Nener yang terperangkap di jaring disimpan ke ember kecil yang berisi air. Bibit-bibit ikan Bandeng tersebut harus tetap hidup sebelum ditebar ke empang.

“Di rumah kami siapkan wadah penampung nener sebelum dibawa ke empang. Butuh waktu enam bulan untuk panen ikan Bandeng,” terang Nuraedah.

Menangkap nener menggunakan Hunre juga pernah dilakukan warga Sinjai Timur lainnya, Andi Massolerang. Namun sebelum Hunre, ia mengaku sempat menggunakan daun pisang kering.

Daun pisang kering yang warnanya cokelat, akunya, juga memudahkan melihat nener saat terperangkap. “Dulu sebelum ke sekolah kami pergi cari nener. Pulangnya juga begitu.

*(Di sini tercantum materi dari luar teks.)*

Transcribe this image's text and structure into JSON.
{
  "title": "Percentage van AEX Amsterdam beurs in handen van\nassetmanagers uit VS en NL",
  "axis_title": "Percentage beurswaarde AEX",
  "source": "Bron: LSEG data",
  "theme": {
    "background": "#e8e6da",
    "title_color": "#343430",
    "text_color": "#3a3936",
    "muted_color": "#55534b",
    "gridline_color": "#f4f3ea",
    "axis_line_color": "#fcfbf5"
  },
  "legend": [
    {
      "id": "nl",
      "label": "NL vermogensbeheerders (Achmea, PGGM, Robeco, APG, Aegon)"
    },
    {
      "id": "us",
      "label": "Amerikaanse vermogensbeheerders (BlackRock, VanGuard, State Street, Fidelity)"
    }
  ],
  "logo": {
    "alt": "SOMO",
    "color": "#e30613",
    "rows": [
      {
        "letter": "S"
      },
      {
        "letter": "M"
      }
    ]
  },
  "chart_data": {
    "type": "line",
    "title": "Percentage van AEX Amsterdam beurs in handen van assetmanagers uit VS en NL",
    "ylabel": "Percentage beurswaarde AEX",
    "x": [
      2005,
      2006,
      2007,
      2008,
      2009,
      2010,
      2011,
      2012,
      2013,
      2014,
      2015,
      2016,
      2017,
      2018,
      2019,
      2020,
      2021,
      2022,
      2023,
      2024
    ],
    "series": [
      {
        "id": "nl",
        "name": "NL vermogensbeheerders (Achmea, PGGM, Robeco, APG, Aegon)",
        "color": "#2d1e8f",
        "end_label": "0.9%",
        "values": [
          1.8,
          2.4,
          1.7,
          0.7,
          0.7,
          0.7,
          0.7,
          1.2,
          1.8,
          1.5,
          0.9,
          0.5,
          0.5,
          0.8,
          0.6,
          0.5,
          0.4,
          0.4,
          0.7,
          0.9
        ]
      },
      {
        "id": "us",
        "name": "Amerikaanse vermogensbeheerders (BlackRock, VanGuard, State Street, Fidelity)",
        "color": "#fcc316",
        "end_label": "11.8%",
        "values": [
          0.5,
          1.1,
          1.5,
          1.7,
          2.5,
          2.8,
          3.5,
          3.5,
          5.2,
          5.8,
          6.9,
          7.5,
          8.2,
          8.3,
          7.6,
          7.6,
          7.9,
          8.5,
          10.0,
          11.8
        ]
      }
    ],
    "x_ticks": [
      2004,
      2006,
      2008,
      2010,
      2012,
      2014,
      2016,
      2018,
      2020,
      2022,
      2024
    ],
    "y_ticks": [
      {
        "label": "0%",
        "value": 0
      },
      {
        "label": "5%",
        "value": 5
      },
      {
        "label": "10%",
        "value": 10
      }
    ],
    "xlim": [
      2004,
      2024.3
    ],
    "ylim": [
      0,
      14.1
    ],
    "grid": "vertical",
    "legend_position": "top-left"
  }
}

Tapi dulu kami gunakan daun pisang kering,” katanya mengenang.

Andi Massolerang yang juga alumni 96 SMAN 1 Sinjai, ini mengaku pekerjaan mencari nener di desanya tak seramai dulu lagi. Salah satu penyebabnya, populasi nener mulai berkurang. “Mungkin berkurang karena banyaknya limbah bekas perahu di laut dangkal,” tandasnya.

Sependek pengetahuannya, hanya warga Desa Sanjai, Kecamatan Sinjai Timur yang masih sering beramai-ramai turun mencari bibit ikan Bandeng.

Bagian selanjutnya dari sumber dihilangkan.